Chemical and Ionic Equilibrium - Result Question 30
####30. The initial rate of hydrolysis of methyl acetate $(1 M)$ by a weak acid $(H A, 1 M)$ is $1 / 100$ th of that of a strong acid $(H X, 1 M)$, at $25^{\circ} C$. The $K _a(H A)$ is
(2013 Adv.)
(a) $1 \times 10^{-4}$
(b) $1 \times 10^{-5}$
(c) $1 \times 10^{-6}$
(d) $1 \times 10^{-3}$
Show Answer
Solution:
- PLAN $R COO R^{\prime}+H _2 O \xrightarrow{H^{+}} R COOH+R^{\prime} OH$
Acid hydrolysis of ester is follows first order kinetics.

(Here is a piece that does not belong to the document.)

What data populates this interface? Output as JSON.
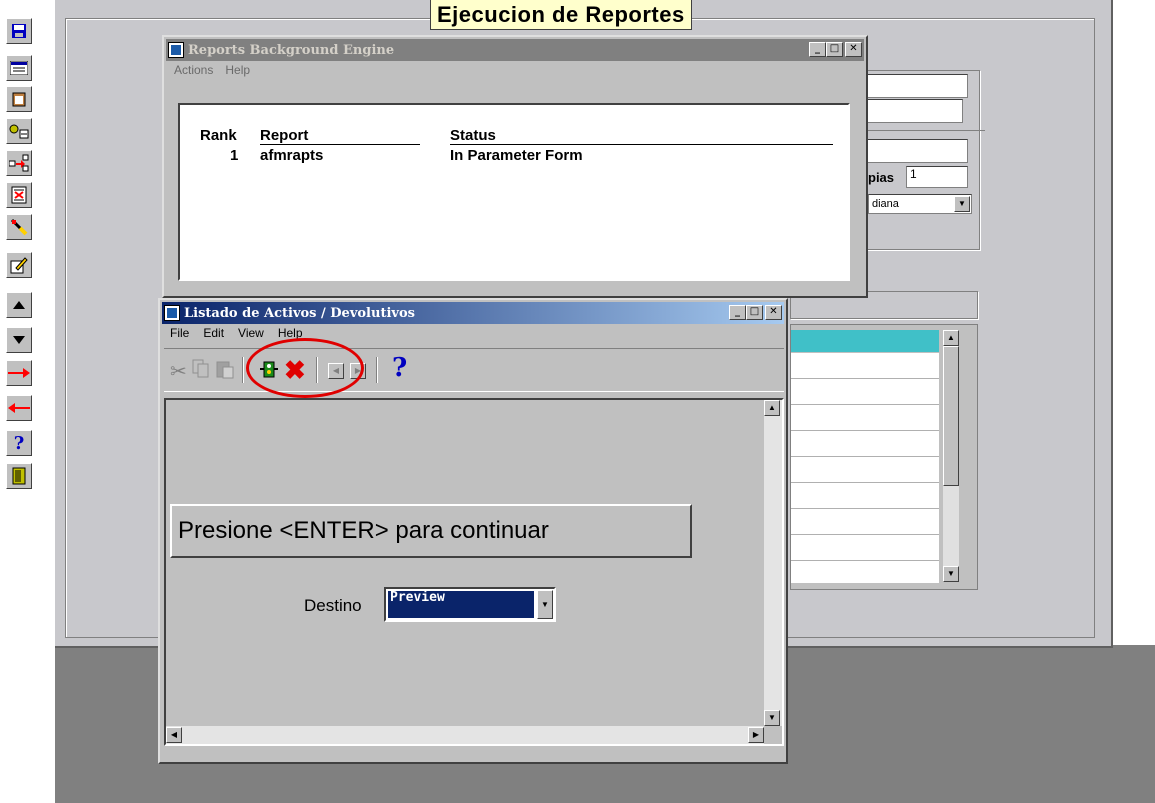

For same concentration of ester in each case, rate is dependent on $\left[H^{+}\right]$from acid.
$$ \text { Rate }=k\left[R COOR^{\prime}\right] $$
Also for weak acid, $H A \rightleftharpoons H^{+}+A^{-}$
$$ \begin{aligned} K _a & =\frac{\left[H^{+}\right]\left[A^{-}\right]}{[H A]} \ (\text { Rate }) _{H A} & =k\left[H^{+}\right] _{H A} \ (\text { Rate }) _{H X} & =k\left[H^{+}\right] _{H X} \ (\text { Rate }) _{H X} & =100(\text { Rate }) _{H A} \end{aligned} $$
$\therefore$ Also in strong acid, $\left[H^{+}\right]=[H X]=1 M$
$$ \begin{aligned} & \frac{(\text { Rate }) _{H X}}{(\text { Rate }) _{H A}}=100=\frac{\left[H^{+}\right] _{H X}}{\left[H^{+}\right] _{H A}}=\frac{1}{\left[H^{+}\right] _{H A}} \ & \therefore {\left[H^{+}\right] _{H A}=\frac{1}{100} } \ & H A \rightleftharpoons H^{+}+A^{-} \ & 1 \quad 0 \quad 0 \ &(1-x) \quad x \quad x \ & \therefore \quad \quad K _a=\frac{\left[H^{+}\right]\left[A^{-}\right]}{[H A]}=\frac{0.01 \times 0.01}{0.99}=1.01 \times 10^{-4} \end{aligned} $$